Day Call Time Focus Phase Gate / Notes
Monday (bump-in) 6:00 pm – 10:00 pm (crew only) Set load-in, fly if applicable, lighting rig and focus WHS induction for all crew before work begins; no students under 15 on ladders
Tuesday 3:30 pm – 9:00 pm Sound check, lighting plot walk, level-set all mics SM calls levels by 5:30 pm; cast not called until 6:00 pm
Wednesday 3:30 pm – 9:30 pm Cue-to-cue (stops allowed; do not run full scenes until crew is confident) All lighting and sound cues confirmed by end of session
Thursday 3:30 pm – 9:30 pm Full tech run — minimal stops; costumes and props in use Director notes session immediately after; no more than 20 minutes
Friday 3:30 pm – 9:30 pm First dress rehearsal — treat as a performance Invite a small audience if possible (staff, parents); debrief kept to 10 minutes maximum

For shows with a large pit orchestra, seating layout becomes its own logistical problem during bump-in. The guide on how to lay out a 70-player orchestra covers sightline and acoustic placement considerations that apply even to smaller ensembles in school venues.

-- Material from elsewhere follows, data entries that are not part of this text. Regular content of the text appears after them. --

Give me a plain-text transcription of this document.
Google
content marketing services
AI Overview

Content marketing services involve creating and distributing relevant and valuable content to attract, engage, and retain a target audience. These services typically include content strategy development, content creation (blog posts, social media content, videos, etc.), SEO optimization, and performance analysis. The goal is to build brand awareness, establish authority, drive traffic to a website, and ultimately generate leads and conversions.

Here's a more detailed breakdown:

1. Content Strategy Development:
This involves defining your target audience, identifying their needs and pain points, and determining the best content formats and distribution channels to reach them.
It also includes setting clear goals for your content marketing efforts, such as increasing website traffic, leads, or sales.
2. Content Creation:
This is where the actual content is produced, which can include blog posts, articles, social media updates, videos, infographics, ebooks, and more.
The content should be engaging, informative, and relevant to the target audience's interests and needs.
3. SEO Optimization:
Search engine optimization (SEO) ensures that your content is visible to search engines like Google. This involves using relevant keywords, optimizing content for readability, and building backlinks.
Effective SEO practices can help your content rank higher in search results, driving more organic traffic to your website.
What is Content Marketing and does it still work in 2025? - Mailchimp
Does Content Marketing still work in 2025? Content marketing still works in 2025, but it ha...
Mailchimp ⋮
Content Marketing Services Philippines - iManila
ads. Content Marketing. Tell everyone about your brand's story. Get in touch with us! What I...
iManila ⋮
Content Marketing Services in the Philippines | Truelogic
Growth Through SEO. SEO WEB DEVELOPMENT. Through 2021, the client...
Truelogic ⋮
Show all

Phase 5 — Performances and Bump-Out (Weeks 12–13)

Performance week should feel settled. If tech week did its job, this is maintenance, not problem-solving.

Using a Scheduling Tool to Hold It Together

Once your week-by-week framework exists, the daily detail — which scenes rehearse when, who is called, what room is booked — becomes a separate but equally important layer. EasyStagecraft's EasyScheduler lets you build that rehearsal-level detail directly inside the same production framework, so your stage manager and your drama teacher are always reading from the same document rather than two separate spreadsheets that fell out of sync in Week 6.

Common Scheduling Mistakes Australian Schools Make

Adapting This Template to Your School

A 10-week condensed version works for single-act productions or Year 7–8 showcases: collapse Phases 1 and 2 into three weeks, shorten tech week to three days, and reduce crew calls accordingly. For a full senior musical with a live pit band, extend Phase 2 by two weeks and add a dedicated sitzprobe (orchestra-cast sing-through) in Week 9. Whatever the scale, the phase gates do not change — they are the minimum checkpoints that keep a school production from collapsing under its own ambition.